Protection of local food
The EU has legislation for the protection of food names based upon either their geographical point of origin, particular recipe or other uniquely distinctive features. These protections mean that they cannot be copied throughout the EU. Registered products also benefit from an ability to draw attention to their product and its unique properties across the EU, which can be a major marketing and sales benefit. At present, Northern Ireland has three PGI approved products: Comber early potatoes, Lough Neagh eels and Armagh Bramley apples. Three more local products are also currently seeking protected status. What is the likelihood of UK protected food products continuing to receive this protection and marketing potential post Brexit?
Rural development funding
Under Pillar II (Rural Development Programmes) of the Common Agricultural Policy 2014-20, EU Member States and regions have options for funding to make farming more efficient. Within Northern Ireland the 2014-20 NIRDP has allocated approximately £261m towards a number of schemes designed to support the efficiency and competiveness of the agri-food sector. The role of the NIRDP here can be pivotal, particularly in providing farmers with investment and support at a time when securing private finance may be challenging. Will the UK government decide to continue to fund Rural Development across the UK? Would this be a national programme or devolved?
Genetically Modified Organisms
The EU has a legal framework dealing with the risk assessment, licensing, cultivation, labelling and traceability of Genetically Modified Organisms (GMOs). Use of GMOs within the EU is strictly limited at present, but following a withdrawal from the EU, would the UK and Northern Ireland take the opportunity to speed up or expand the process for use of GMOs, or alternatively move away from the concept altogether? What is the Northern Ireland Executive’s position on the use and cultivation of GMOs within Northern Ireland? Would the cultivation of GMOs be particularly contentious given the land border with the Republic of Ireland?
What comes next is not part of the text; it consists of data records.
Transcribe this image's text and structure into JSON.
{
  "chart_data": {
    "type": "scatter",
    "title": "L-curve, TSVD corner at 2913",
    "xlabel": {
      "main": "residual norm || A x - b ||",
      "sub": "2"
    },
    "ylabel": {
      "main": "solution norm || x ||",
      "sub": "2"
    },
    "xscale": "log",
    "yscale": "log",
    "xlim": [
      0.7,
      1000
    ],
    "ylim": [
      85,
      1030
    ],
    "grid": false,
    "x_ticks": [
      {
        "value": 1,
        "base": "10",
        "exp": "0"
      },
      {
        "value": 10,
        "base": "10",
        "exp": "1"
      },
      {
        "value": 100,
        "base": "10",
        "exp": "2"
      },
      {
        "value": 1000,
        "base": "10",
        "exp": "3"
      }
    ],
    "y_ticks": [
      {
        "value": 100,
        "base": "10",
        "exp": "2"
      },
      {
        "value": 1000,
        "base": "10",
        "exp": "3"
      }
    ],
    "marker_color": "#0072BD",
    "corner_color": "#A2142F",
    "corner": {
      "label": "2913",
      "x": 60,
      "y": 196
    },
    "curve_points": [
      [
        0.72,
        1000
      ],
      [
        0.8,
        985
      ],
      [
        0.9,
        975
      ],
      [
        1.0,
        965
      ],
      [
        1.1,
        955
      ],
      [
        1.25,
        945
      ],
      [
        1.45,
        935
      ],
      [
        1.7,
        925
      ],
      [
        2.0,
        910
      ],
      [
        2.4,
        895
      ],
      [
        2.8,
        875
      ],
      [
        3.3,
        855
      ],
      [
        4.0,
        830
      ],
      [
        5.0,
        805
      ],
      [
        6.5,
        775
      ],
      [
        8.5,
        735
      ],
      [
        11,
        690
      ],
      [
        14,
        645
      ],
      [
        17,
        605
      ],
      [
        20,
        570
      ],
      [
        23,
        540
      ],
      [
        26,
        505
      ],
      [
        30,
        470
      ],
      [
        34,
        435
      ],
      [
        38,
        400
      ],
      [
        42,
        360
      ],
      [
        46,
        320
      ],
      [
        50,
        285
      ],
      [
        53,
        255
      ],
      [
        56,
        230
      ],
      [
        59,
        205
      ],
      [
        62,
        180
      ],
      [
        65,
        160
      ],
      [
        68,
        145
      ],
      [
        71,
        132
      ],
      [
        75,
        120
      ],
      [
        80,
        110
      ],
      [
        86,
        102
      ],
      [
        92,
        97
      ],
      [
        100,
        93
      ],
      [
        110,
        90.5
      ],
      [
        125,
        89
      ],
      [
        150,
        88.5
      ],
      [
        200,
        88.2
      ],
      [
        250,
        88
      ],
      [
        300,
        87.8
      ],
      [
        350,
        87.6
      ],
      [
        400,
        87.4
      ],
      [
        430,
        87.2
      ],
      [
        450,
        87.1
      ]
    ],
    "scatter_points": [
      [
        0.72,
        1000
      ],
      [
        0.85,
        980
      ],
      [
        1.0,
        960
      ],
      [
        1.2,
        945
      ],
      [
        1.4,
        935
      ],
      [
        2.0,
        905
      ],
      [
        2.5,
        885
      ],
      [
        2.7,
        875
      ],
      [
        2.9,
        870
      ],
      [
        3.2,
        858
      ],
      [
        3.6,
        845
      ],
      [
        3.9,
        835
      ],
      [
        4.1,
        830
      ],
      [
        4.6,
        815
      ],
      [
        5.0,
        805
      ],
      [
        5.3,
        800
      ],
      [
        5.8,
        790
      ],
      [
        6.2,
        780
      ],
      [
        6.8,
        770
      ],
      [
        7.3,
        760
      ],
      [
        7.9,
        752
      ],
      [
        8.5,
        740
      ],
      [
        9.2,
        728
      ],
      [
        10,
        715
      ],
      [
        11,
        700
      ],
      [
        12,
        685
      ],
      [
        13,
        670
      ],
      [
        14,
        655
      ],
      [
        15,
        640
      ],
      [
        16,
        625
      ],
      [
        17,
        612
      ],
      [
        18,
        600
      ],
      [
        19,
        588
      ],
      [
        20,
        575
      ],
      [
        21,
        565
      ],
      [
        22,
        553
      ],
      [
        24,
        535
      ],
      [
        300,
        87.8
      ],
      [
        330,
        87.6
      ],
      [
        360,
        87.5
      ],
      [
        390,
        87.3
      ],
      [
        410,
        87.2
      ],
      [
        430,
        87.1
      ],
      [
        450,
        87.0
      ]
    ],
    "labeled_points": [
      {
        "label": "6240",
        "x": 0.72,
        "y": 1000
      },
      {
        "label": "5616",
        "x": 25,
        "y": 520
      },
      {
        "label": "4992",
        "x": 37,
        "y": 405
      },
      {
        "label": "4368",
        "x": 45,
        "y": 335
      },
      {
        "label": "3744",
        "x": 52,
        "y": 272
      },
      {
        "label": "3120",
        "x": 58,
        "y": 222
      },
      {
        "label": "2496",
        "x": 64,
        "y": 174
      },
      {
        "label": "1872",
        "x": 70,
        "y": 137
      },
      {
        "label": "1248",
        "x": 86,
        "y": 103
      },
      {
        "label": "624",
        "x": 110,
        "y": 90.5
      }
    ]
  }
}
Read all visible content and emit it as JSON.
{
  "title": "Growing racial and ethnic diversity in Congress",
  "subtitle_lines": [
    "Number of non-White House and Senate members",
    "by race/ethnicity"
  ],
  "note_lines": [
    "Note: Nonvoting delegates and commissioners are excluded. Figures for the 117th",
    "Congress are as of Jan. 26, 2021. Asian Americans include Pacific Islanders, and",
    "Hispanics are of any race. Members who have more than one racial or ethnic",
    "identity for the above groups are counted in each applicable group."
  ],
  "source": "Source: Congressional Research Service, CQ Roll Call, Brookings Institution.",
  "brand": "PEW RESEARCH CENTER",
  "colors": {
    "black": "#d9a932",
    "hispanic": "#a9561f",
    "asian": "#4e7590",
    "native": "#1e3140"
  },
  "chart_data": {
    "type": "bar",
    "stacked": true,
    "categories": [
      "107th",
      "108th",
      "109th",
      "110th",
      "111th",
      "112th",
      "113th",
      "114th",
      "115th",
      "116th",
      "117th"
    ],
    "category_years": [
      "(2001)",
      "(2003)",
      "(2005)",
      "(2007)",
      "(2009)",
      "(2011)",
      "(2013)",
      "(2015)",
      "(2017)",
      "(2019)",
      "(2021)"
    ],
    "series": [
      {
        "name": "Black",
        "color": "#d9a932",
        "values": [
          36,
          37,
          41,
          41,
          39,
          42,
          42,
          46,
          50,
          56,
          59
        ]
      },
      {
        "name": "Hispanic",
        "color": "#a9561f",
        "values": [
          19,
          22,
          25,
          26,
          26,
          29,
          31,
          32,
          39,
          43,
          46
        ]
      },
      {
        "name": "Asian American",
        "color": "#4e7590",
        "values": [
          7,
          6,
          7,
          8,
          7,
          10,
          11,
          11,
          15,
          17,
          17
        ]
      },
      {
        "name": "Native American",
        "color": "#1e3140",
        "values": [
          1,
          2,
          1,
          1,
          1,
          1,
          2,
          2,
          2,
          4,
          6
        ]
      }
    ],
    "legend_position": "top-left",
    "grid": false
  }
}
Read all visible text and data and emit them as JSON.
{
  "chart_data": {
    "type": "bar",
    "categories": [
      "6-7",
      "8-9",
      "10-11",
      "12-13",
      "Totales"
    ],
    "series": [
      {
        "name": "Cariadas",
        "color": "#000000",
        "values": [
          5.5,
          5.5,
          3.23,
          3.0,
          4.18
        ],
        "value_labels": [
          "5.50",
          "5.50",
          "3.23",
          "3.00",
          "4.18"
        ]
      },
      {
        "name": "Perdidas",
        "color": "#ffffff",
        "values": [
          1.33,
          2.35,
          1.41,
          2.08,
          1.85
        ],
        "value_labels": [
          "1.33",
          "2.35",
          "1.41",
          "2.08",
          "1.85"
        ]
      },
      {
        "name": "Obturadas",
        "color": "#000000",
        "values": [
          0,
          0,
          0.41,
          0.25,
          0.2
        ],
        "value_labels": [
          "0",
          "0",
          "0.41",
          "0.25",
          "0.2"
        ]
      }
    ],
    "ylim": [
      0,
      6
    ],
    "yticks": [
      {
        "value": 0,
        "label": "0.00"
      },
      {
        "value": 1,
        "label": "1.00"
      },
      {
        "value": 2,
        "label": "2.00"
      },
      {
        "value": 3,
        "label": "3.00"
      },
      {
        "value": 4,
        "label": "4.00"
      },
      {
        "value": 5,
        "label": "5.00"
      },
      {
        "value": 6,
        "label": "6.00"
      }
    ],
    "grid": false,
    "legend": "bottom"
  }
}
Agricultural research and development
Agriculture, forestry, fisheries and aquaculture are included as subjects eligible for funding under the Horizon 2020 programme. Loss of access to Horizon 2020 funding could have a detrimental impact on both local agricultural research and the adoption of new approaches or improved processes by local farmers. For example, the Agri-Food Bioscience Institute (AFBI) had an EU-derived income of £2.58m in 2013/14, which equated to 14% of their total income for the year. The loss or reduction of this income stream could present challenges for the Institute and the work that it does to contribute to local agriculture.
Access to labour
Any changes to the availability of migrant labour for Northern Ireland’s agricultural and food processing sectors could potentially present significant challenges. While it would appear that there has been a reliance on migrant labour to meet some of the demand for harvesting labour in particular, it should be noted that there is little statistical data to confirm the scale of this contribution. In terms of food processing, Dunbia, one of Northern Ireland’s major meat processors, has previously estimated that of the 1,240 people it employs in Northern Ireland around 60% at operative level are migrant workers. A more recent UK-wide report looking at the food manufacturing workforce identified 26.9% as being EU migrants. There could theoretically be a risk that food processing operators will move south of the border, particularly given that there is already significant cross-border movement in agricultural produce, which constitutes the raw material for many of our food and drink processors.
The Assembly Research and Information Service has recently produced a longer research paper on this issue for the Committee for Agriculture, Environment and Rural Affairs, as well as a paper which examined some of the alternative models to EU membership.